La majorité suffisante, dimanche 5 février 1933
La majorité obtenue vendredi soir par le cabinet Daladier est plus faible que celle des Gouvernements précédents ; par contre, l’opposition a cristallisé un nombre de voix plus élevé.
Le 7 juin, M. Herriot avait obtenu 384 voix ; le 22 décembre, M. Paul-Boncour 379 ; et hier, M. Daladier, seulement 370.
Le 7 juin, la Droite groupait 115 voix ; le 22 décembre, 166 ; et hier, 200.
C’est là un phénomène parfaitement normal et dont, seuls, les naïfs pourraient s’étonner.
Il signifie que les amis de MM. Tardieu et Flandin ont définitivement renoncé à une méthode d’enveloppement et de séduction, qu’ils tentaient depuis huit mois. Au chant des sirènes succède l’hostilité brutale. Ces messieurs vont pratiquer leur jeu normal d’opposition. Rien de plus légitime. Espérons simplement que radicaux et socialistes se décideront à pratiquer leur jeu normal de majorité.
L’exemple le plus frappant est celui des démocrates populaires.
Ils s’étaient abstenus lors de la présentation des gouvernements Herriot et Paul-Boncour. Plus exactement – car la discipline n’est pas très en honneur chez eux – un seul d’entre eux, M. Lerolle, avait voté contre.
C’était un précurseur.
Car, vendredi, tout le groupe PDP s’est prononcé contre le cabinet Daladier.
M. Champetier de Ribes a tenté une explication embarrassée de ce changement d’attitude : « Nous n’avons pas à nous exclure, a-t-il dit, on nous a exclus ».
Comme le président du Conseil s’était contenté de faire un appel à la « majorité républicaine », il faut bien en conclure que le parti Démocrate Populaire considère, de lui-même, qu’il ne peut pas en faire partie.
L’ancien ministre des Pensions de M. Tardieu a reçu, d’ailleurs, une sévère leçon de M. Édouard Herriot.

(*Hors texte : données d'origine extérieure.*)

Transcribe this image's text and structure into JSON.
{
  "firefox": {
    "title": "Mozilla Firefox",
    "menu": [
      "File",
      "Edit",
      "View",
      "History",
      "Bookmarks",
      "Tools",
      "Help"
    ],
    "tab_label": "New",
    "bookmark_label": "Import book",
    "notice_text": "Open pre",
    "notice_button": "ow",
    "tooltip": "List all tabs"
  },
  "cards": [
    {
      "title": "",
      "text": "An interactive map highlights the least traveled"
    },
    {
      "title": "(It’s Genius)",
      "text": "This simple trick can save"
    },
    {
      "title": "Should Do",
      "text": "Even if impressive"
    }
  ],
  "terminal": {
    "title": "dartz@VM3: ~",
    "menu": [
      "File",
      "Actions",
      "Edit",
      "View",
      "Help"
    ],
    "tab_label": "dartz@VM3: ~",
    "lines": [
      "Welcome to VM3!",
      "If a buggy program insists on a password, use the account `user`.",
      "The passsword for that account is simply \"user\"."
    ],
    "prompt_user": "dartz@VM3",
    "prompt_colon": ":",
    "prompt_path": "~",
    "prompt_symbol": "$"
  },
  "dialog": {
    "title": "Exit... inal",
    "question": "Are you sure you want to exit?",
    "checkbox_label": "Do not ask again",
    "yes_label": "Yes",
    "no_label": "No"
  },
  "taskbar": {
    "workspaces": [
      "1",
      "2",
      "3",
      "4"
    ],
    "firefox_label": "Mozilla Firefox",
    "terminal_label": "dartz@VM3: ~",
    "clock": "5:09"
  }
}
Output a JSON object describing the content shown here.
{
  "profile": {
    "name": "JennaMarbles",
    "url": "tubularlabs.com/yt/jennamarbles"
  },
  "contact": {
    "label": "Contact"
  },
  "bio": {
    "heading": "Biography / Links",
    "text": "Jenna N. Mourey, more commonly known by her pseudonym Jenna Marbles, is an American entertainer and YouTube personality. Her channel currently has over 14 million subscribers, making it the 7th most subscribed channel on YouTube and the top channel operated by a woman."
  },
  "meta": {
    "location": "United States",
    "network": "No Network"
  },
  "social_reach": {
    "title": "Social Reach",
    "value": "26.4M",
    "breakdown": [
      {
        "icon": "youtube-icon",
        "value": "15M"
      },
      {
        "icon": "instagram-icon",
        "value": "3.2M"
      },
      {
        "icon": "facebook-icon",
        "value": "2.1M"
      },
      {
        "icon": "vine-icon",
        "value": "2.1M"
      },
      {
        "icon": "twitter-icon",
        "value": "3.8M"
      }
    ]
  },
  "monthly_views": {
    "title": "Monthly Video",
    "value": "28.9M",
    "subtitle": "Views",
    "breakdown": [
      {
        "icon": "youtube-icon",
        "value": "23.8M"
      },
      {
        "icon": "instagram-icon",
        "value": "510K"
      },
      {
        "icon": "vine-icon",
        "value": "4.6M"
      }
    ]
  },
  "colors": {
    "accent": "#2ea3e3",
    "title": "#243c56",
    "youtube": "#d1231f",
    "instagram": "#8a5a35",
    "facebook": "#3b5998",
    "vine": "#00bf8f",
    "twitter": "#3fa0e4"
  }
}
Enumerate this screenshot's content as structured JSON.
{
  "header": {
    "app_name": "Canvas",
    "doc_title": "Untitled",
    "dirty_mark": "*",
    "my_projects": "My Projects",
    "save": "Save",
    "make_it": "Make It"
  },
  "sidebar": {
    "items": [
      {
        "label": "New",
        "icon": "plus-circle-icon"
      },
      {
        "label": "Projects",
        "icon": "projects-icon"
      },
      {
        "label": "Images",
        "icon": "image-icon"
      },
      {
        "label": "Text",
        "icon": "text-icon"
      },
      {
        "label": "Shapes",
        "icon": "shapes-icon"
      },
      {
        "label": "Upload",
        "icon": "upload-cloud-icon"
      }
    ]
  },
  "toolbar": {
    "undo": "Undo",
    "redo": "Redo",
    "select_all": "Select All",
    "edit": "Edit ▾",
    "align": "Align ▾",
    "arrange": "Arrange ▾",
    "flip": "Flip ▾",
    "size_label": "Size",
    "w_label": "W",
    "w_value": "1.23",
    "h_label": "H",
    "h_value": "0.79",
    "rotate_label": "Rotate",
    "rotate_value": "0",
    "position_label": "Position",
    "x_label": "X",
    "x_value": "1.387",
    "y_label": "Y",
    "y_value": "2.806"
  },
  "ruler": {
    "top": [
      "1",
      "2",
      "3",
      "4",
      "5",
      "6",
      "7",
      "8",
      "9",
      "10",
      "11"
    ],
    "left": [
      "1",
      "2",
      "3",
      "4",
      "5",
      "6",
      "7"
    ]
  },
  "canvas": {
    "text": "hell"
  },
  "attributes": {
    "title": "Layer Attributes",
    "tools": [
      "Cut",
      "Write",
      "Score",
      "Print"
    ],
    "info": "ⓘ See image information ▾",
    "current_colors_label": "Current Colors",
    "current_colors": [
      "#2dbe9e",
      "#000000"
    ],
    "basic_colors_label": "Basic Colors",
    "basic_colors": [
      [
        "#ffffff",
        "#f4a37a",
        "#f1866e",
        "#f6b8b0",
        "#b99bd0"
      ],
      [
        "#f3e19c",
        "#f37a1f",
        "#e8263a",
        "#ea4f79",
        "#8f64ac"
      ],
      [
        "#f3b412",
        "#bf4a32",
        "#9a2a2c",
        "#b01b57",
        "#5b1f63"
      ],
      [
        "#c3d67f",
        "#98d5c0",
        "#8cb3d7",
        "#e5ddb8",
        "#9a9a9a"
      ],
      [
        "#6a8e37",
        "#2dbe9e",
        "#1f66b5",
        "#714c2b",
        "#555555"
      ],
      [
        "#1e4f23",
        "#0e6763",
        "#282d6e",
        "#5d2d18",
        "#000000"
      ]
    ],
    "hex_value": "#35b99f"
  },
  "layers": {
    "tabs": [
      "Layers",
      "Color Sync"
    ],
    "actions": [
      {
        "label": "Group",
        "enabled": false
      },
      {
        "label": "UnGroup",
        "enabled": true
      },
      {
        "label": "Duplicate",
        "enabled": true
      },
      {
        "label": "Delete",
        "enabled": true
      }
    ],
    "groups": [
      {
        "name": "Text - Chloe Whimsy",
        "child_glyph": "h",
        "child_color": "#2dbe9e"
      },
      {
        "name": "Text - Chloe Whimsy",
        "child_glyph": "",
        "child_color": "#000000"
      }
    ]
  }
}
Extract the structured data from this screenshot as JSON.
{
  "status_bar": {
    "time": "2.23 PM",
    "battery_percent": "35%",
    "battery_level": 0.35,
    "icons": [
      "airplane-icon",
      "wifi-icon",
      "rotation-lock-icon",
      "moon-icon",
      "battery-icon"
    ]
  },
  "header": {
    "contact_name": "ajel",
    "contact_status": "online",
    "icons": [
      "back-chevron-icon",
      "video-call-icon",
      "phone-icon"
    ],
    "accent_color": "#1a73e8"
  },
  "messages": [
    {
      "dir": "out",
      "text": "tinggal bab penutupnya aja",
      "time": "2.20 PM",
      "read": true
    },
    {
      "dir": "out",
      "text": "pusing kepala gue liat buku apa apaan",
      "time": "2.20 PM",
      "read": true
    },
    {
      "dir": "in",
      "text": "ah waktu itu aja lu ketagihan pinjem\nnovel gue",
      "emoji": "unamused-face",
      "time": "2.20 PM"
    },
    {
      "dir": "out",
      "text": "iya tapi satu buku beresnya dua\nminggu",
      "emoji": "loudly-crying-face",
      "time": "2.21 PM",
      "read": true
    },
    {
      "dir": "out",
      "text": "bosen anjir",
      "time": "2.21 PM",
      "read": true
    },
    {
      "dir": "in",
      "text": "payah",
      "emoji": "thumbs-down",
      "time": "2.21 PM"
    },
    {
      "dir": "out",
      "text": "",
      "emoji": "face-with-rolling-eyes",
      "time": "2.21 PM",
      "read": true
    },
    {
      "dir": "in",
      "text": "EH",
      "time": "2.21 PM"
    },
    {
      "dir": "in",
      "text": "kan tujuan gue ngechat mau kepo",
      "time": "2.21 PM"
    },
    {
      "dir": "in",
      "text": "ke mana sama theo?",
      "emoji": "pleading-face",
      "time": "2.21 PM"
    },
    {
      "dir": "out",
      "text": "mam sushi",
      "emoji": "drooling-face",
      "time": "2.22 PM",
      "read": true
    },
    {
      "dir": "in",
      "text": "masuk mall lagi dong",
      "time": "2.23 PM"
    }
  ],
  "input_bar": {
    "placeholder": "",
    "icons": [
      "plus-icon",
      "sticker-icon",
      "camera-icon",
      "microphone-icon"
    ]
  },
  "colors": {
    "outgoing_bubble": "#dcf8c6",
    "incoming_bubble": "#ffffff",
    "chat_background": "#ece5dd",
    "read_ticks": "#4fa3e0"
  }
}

Celui-ci a rappelé qu’en juillet 1926, à une heure critique, cherchant à former un gouvernement de conciliation, il avait fait appel à lui. M. Champetier de Ribes refusa. Car il veut bien de la « conciliation » et de ce qu’il appelle la « concentration républicaine », mais à condition qu’elle soit dirigée et dominée par la Droite.
J’entendais, hier soir, à la tribune de la Chambre, le président Herriot, avec sa générosité habituelle et sa confiance presque candide, lancer un appel pathétique pour que la majorité groupée autour de Daladier fut « la plus large possible », dans l’intérêt du pays.
Il a vu la réponse des 200 opposants systématiques.
Autour du nouveau Gouvernement, il y a donc 370 députés, soit 160 radicaux, 130 socialistes et 80 républicains indépendants de bonne foi. C’est plus qu’il ne nous en faut pour faire œuvre utile, s’ils savent rester unis.